When he took the “Daily Show” seat last year, Trevor Noah did not realize his job was merely to entertain, but to “eviscerate.”
In a poignant op-ed written for the New York Times, Noah writes how neither he nor Jon Stewart had any intention of becoming the Great Eviscerator, but that is what has happened in the current climate of digital news. While in his home of South Africa ― where he grew up mixed-race in a land of apartheid ― Noah realized that comedy “brings us together.” However, “[i]n America, it pulls us apart.” This only proved more truthful during the presidential election season, Noah writes, in which Trump capitalized on divisions.

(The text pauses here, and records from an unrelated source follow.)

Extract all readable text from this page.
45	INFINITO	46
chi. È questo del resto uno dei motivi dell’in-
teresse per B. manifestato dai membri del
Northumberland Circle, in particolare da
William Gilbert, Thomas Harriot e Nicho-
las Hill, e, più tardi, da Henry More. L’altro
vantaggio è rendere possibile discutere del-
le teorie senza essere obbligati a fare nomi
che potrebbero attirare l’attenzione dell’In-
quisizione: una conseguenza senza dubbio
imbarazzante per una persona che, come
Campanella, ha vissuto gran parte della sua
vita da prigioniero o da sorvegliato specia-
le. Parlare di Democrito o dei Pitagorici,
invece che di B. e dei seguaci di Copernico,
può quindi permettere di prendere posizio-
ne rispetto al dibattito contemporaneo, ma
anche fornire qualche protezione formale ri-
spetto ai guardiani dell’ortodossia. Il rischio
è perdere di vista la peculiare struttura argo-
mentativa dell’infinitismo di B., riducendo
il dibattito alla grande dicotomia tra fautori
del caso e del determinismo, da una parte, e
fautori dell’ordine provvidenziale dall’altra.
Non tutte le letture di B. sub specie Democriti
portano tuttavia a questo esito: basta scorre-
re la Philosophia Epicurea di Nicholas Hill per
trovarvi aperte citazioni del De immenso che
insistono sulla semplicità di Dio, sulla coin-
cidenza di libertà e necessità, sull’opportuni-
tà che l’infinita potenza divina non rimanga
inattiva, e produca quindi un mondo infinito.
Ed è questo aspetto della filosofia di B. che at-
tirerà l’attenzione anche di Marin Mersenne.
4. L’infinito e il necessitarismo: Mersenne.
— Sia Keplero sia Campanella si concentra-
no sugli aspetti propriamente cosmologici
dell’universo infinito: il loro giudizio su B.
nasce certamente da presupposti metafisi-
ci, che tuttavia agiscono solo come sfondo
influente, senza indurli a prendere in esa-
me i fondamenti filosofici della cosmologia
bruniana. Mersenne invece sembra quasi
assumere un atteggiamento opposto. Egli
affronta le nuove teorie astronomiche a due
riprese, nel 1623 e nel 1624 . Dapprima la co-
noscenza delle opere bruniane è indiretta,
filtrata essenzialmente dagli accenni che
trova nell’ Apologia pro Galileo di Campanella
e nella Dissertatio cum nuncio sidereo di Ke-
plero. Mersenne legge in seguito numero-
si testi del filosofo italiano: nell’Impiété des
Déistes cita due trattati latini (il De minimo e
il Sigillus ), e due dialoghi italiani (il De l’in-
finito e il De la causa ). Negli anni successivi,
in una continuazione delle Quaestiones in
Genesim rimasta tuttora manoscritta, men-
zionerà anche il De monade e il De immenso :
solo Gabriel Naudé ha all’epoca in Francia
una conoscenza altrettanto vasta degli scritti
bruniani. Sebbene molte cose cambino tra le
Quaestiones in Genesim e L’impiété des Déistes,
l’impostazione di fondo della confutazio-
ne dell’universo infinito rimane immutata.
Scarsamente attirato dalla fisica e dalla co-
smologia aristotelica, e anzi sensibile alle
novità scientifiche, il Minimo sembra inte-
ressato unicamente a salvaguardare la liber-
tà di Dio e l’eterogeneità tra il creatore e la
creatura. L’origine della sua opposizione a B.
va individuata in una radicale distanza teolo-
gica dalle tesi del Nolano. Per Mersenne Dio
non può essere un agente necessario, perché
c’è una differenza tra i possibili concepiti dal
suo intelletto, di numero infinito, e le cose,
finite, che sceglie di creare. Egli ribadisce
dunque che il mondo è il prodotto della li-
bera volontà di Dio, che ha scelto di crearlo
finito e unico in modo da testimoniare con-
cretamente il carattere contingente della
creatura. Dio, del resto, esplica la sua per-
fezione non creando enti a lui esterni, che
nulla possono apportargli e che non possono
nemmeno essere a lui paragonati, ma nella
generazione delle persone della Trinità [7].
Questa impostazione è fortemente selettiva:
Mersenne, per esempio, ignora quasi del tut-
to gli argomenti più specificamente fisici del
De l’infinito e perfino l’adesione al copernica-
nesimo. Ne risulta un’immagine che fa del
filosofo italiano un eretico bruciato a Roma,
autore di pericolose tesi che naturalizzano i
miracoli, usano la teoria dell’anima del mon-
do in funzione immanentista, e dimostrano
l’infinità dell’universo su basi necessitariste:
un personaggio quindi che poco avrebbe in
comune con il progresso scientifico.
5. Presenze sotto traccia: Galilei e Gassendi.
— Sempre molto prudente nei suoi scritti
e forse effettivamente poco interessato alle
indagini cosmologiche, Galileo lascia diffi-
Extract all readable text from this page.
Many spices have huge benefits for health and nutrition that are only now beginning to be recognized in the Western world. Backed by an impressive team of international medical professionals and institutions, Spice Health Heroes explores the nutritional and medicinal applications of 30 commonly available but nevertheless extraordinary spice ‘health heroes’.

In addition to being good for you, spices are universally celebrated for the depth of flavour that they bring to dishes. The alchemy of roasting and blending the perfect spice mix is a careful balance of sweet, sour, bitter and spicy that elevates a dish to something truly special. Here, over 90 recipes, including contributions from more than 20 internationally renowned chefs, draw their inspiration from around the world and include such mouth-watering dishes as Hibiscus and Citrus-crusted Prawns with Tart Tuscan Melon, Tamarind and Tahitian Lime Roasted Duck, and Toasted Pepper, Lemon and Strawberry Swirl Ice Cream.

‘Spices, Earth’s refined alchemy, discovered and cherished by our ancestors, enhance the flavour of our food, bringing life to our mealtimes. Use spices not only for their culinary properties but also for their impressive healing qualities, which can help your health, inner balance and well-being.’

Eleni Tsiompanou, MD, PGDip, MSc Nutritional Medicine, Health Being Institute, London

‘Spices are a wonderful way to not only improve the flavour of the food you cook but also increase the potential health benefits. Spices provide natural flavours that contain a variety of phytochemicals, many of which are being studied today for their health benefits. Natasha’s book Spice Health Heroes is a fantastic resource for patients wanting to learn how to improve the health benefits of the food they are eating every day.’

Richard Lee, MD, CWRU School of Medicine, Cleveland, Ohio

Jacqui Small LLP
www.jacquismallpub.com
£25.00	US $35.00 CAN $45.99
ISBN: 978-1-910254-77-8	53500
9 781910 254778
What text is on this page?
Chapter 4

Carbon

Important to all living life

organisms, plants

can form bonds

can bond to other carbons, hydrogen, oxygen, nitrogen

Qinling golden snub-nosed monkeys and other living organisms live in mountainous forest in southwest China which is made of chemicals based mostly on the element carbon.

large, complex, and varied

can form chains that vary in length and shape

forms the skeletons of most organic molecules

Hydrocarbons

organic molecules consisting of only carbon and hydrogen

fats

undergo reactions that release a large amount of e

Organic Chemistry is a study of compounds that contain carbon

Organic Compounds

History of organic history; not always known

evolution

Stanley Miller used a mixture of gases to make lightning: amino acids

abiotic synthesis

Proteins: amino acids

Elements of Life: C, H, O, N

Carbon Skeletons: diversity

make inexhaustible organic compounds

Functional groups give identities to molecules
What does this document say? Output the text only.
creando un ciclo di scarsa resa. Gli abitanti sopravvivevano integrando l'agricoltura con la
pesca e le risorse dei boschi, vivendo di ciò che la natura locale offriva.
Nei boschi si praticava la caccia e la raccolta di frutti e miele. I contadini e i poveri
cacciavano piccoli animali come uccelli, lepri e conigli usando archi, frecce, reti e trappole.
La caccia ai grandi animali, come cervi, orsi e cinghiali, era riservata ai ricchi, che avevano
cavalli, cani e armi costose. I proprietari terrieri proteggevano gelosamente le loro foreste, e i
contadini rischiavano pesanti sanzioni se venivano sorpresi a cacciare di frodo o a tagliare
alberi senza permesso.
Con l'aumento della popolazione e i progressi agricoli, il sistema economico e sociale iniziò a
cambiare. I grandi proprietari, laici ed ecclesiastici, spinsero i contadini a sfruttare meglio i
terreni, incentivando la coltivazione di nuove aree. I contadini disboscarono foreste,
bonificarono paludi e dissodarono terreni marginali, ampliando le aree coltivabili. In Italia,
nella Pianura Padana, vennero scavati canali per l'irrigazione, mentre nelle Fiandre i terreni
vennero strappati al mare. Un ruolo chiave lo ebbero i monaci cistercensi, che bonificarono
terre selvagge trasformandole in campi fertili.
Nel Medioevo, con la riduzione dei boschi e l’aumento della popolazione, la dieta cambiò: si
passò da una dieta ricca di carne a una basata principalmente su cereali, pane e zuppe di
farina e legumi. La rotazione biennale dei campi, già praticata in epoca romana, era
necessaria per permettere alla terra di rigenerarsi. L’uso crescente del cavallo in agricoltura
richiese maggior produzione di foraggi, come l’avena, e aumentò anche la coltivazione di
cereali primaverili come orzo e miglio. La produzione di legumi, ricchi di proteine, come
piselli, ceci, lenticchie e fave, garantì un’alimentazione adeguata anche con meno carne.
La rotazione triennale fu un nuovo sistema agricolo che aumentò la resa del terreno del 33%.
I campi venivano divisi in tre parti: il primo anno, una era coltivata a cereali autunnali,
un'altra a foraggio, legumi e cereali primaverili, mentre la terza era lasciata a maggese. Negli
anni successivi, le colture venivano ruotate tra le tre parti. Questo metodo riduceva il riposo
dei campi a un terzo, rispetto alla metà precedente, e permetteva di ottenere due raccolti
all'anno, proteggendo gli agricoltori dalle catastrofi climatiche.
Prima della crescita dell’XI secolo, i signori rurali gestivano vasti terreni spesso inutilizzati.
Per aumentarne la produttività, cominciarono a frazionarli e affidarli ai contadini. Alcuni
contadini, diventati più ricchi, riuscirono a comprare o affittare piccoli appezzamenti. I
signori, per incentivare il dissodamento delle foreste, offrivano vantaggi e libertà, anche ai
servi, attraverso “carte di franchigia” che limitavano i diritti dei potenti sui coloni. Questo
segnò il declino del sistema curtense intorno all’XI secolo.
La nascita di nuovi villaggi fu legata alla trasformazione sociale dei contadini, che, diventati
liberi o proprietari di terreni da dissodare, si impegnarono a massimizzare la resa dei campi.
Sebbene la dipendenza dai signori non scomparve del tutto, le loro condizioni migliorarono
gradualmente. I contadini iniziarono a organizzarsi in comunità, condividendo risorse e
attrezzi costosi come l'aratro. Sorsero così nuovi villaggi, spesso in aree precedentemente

“The past year has been so polarizing and noxious that even I find myself getting caught up in the extreme grandstanding and vitriol,” the 32-year-old writes. “But with extremes come deadlock and the death of progress. Instead of speaking in measured tones about what unites us, we are screaming at each other about what divides us — which is exactly what authoritarian figures like Mr. Trump want: Divided people are easier to rule. That was, after all, the whole point of apartheid.”
Noah pushed the need to meet in the middle, while not sacrificing individual commitments to social justice and equality. He continues:
Sadly, given what we’ve seen in this election, Mr. Trump’s victory has only amplified the voices of extremism. It has made their arguments more simplistic and more emotional at a time when they ought to be growing more subtle and more complex. We should give no quarter to intolerance and injustice in this world, but we can be steadfast on the subject of Mr. Trump’s unfitness for office while still reaching out to reason with his supporters. We can be unwavering in our commitment to racial equality while still breaking bread with the same racist people who’ve oppressed us. I know it can be done because I had no choice but to do it, and it is the reason I am where I am today.
When you grow up in the middle, you see that life is more in the middle than it is on the sides. The majority of people are in the middle, the margin of victory is almost always in the middle, and very often the truth is there as well, waiting for us.
Last week, Noah hosted conservative firebrand Tomi Lahren, infamous for her comparisons of the Black Lives Matter movement to the KKK, on his show. While some considered it a skewering, Noah called it a “conversation.”
“The conversation everyone seems to be having is: Do we live in bubbles? Do we live in a space where we are unable to understand or acknowledge the fact there are people out there in the world who have views that are very different to us?” he told CBC. “It seems fruitless to some, but … the other alternative is to stay in those bubbles that you talk about. So why not have a conversation?”